After Sir William's return to England, his mother pressing him to marry, he chose, " both to his own and her good liking," Elizabeth, daughter and sole heir of William Basset, of Blore in Staffordshire, the widow of Henry Howard, son of Thomas, Earl of Suffolk, who brought him a yearly inheritance of £2,400, besides a jointure for life of £800 a year.7

In 1619 King James was entertained with great magnificence at Welbeck, and in the following year Cavendish was created Viscount Mansfield. The King also conferred the honour of knighthood on Charles Cavendish, his younger brother.

1 Hunter's Hallamshire.
2 In her will the Countess leaves two hundred pounds to purchase a cup of gold, to be presented to the Queen, " most humbly beseeching her sacred majesty to accept that poor widow's mite, as a remembrance from her that has always been a dutiful and faithful heart to her highness.

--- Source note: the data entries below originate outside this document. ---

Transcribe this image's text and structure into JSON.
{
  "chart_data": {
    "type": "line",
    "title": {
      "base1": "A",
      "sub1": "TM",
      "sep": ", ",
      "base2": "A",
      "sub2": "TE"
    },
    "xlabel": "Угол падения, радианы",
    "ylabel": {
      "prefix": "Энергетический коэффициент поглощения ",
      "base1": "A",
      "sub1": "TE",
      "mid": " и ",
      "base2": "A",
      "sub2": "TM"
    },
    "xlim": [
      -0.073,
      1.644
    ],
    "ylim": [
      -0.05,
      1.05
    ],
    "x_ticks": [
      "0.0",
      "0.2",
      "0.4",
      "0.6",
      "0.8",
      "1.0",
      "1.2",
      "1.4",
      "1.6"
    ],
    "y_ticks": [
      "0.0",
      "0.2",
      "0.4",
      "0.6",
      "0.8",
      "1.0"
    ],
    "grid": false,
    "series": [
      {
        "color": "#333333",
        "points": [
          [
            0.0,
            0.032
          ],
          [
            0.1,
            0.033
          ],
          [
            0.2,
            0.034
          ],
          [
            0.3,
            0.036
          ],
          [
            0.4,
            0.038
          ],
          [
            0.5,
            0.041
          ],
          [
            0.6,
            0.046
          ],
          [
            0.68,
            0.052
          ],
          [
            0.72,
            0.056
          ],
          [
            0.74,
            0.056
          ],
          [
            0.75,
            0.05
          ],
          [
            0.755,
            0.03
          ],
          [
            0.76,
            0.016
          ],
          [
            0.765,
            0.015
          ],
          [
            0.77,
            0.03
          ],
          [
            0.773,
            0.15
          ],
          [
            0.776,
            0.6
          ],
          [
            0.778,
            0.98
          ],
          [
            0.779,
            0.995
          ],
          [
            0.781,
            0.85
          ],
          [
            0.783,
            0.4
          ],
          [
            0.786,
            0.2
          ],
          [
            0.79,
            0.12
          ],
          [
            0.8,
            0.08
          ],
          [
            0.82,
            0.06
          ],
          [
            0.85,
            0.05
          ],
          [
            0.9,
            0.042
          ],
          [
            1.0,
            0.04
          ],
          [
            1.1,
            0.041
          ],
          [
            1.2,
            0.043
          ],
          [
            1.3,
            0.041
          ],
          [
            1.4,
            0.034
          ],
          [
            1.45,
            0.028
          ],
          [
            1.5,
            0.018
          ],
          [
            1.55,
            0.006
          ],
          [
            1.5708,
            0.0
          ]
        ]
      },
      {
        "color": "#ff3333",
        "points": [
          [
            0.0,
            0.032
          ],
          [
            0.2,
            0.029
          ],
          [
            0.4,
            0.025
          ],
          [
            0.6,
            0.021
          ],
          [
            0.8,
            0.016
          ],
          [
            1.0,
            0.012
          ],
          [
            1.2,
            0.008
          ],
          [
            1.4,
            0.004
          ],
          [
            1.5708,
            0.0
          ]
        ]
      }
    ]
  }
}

To whose most excellent majesty I make this most humble earnest and last request, that it would please her highness to have compassion, and to be gracious to my poor grand child, Arabella Stewart, accordingly as her majesty hath most graciously oftentimes said unto me, that she would do for the poor orphan."—Collins' Historical Account of the Cavendish Family.
3 No reason is given by Collins for this assault, but  in  Thoroton's Nottinghamshire  (Throsby's  edition), we find "Sir Charles Cavendish, youngest son of Sir William, and the father of the Duke of Newcastle, had begun to build a great house on a hill by the forest side, near Annesley Woodhouse, when he was assaulted and wounded by Sir John Stanhope and his men, as he was viewing the work, which was therefore thought fit to be left off, some blood being spilt in the quarrel, then very hot between the two families."
This John Stanhope was brother of the first Countess of Clare, and uncle of Denzil Holles, at whose christening the duel took place between Sir John Holles and Gervase Markham. The exact date of the christening is not given, but would probably be 1597, and there is every likelihood that this outrage by John Stanhope on the son of the Countess of Shrewsbury was a continuation of the family feud in which Gervase Markham so nearly lost his life.
On the accession of James I. to the crown in 1603 this John Stanhope was knighted by the King at Belvoir Castle.
4 In 1538 Welbeck Abbey and the estate were granted by Henry VIII. to  Richard Whalley, ancestor of the famous General Whalley of the Commonwealth. Richard Whalley, however, did not long retain it, for in 1558 leave was obtained from Queen Elizabeth to transfer the property to Edward Osborne, citizen and clothworker, of London, whose descendants, the Dukes of Leeds, were afterwards settled at Kiveton Park. In 1595 it again changed hands, Robert Booth and Ranulph Caterall becoming the owners, by whom it was shortly afterwards transferred to the Countess of Shrewsbury.
5 "Not far from Worksop Manor, his Majesty ate his luncheon on a green bank pleasantly under the opening buds and birches, and anon in Worksop Park was accosted by kneeling huntsmen in Lincoln coats, who offered to show him some game thereabouts, a very welcome offer" "at Newark with still more interest I witnessed the seizure of a ' cutpurse,' and instant warrant with sign-manual to the Recorder of the town to have him hanged; which was straight way done, without judge or jury: a 'well-dressed cutpurse' who had attended us with profit for a tract of days; probably a London artist; the oldest member of the swell mob taken notice of by history. He swings in Newark there on the sudden, being seized flagrante delicto; a warning to men."— Carlyle's Historical Sketches.
He confessed "that hee hadde from Berwicke to that place played the cutpurse to the courte."—Stow.
6 Historical Manuscripts Commission, Welbeck Papers.
7 Collins' Historical Account of the Cavendish Family.